CIA director John Deutch said the Nicholson case is not likely to be the last involving alleged spying by U.S. agents. "There will be other cases that involve the CIA. There will be other cases that involve other national security agencies."
Nicholson, 46, of Burke, Virginia, is the highest-ranking CIA officer to face espionage charges. The FBI suspects he sold the names of all new CIA trainee agents in the past two years, a breach of security that could jeopardize lives.
Among the evidence against Nicholson cited by the FBI was a computer disk containing a file with information on private individuals who often provide the CIA with information they gain on their travels.
Deutch would not explain precisely what alerted the CIA to Nicholson. He said several threads of evidence appeared at virtually the same time, including questionable answers on a routine lie-detector test in October 1995. The FBI said it detected a pattern of twice-yearly trips by Nicholson from 1994 to 1996 to Asia - where he allegedly met with his Russian "handlers".
Early this month an FBI search of Nicholson's office at CIA headquarters in Langley, Virginia, found about 40 documents relating to Russia in a black folder on his desk.
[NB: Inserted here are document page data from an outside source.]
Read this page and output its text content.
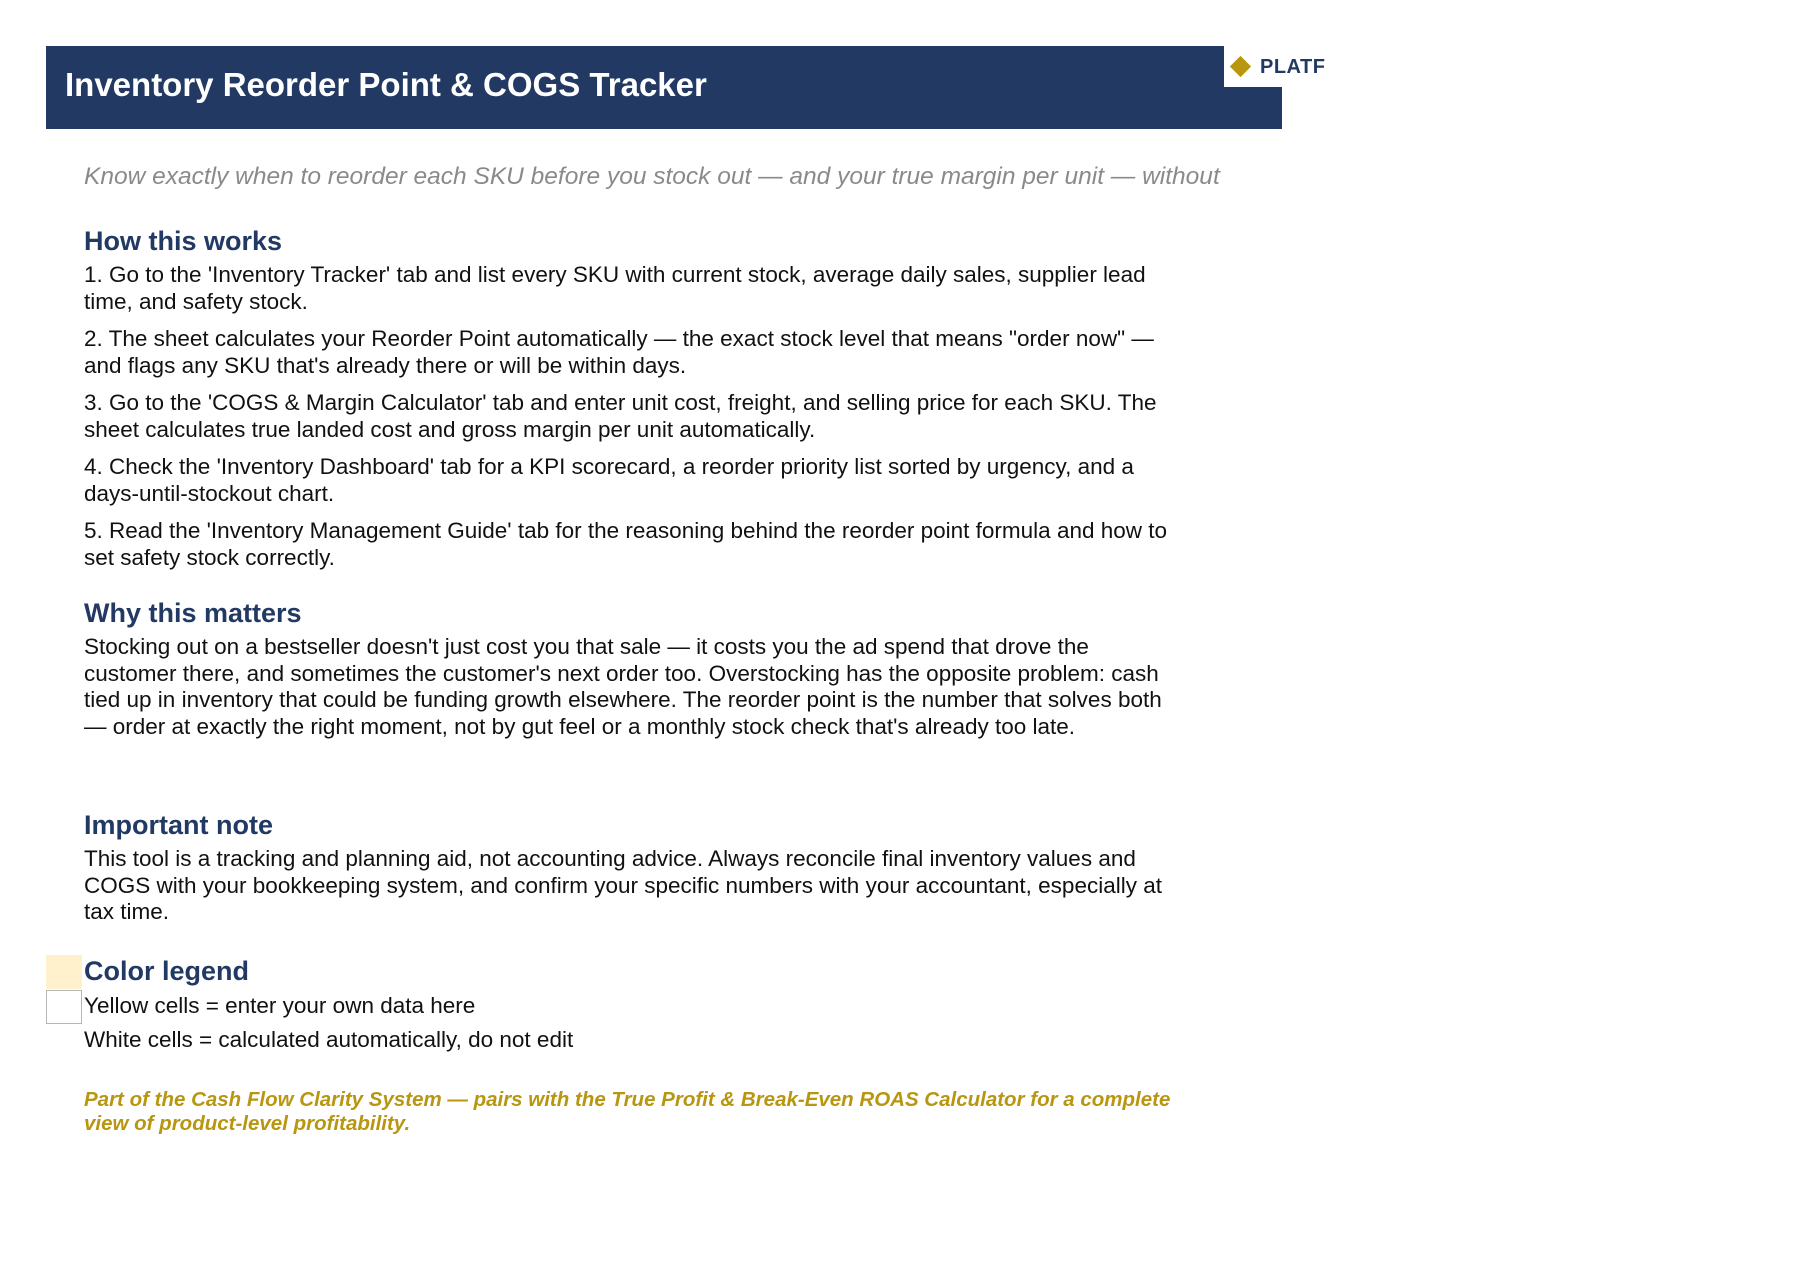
Inventory Reorder Point & COGS Tracker	PLATF
Know exactly when to reorder each SKU before you stock out — and your true margin per unit — without
How this works
1. Go to the 'Inventory Tracker' tab and list every SKU with current stock, average daily sales, supplier lead time, and safety stock.
2. The sheet calculates your Reorder Point automatically — the exact stock level that means "order now" — and flags any SKU that's already there or will be within days.
3. Go to the 'COGS & Margin Calculator' tab and enter unit cost, freight, and selling price for each SKU. The sheet calculates true landed cost and gross margin per unit automatically.
4. Check the 'Inventory Dashboard' tab for a KPI scorecard, a reorder priority list sorted by urgency, and a days-until-stockout chart.
5. Read the 'Inventory Management Guide' tab for the reasoning behind the reorder point formula and how to set safety stock correctly.
Why this matters
Stocking out on a bestseller doesn't just cost you that sale — it costs you the ad spend that drove the customer there, and sometimes the customer's next order too. Overstocking has the opposite problem: cash tied up in inventory that could be funding growth elsewhere. The reorder point is the number that solves both — order at exactly the right moment, not by gut feel or a monthly stock check that's already too late.
Important note
This tool is a tracking and planning aid, not accounting advice. Always reconcile final inventory values and COGS with your bookkeeping system, and confirm your specific numbers with your accountant, especially at tax time.
Color legend
Yellow cells = enter your own data here
White cells = calculated automatically, do not edit
Part of the Cash Flow Clarity System — pairs with the True Profit & Break-Even ROAS Calculator for a complete view of product-level profitability.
Some were classified "top secret," and some were at the higher "sensitive compartmented information" classification.
On 12 November, Nicholson asked for and received a CIA-issued document camera. He took it to his office, closed the door and placed the camera under his desk, according to the FBI affidavit.
He then took some secret documents from the folder, knelt on the floor and spent about 30 minutes photographing them. He did more that same evening and again on 13 November, the FBI said.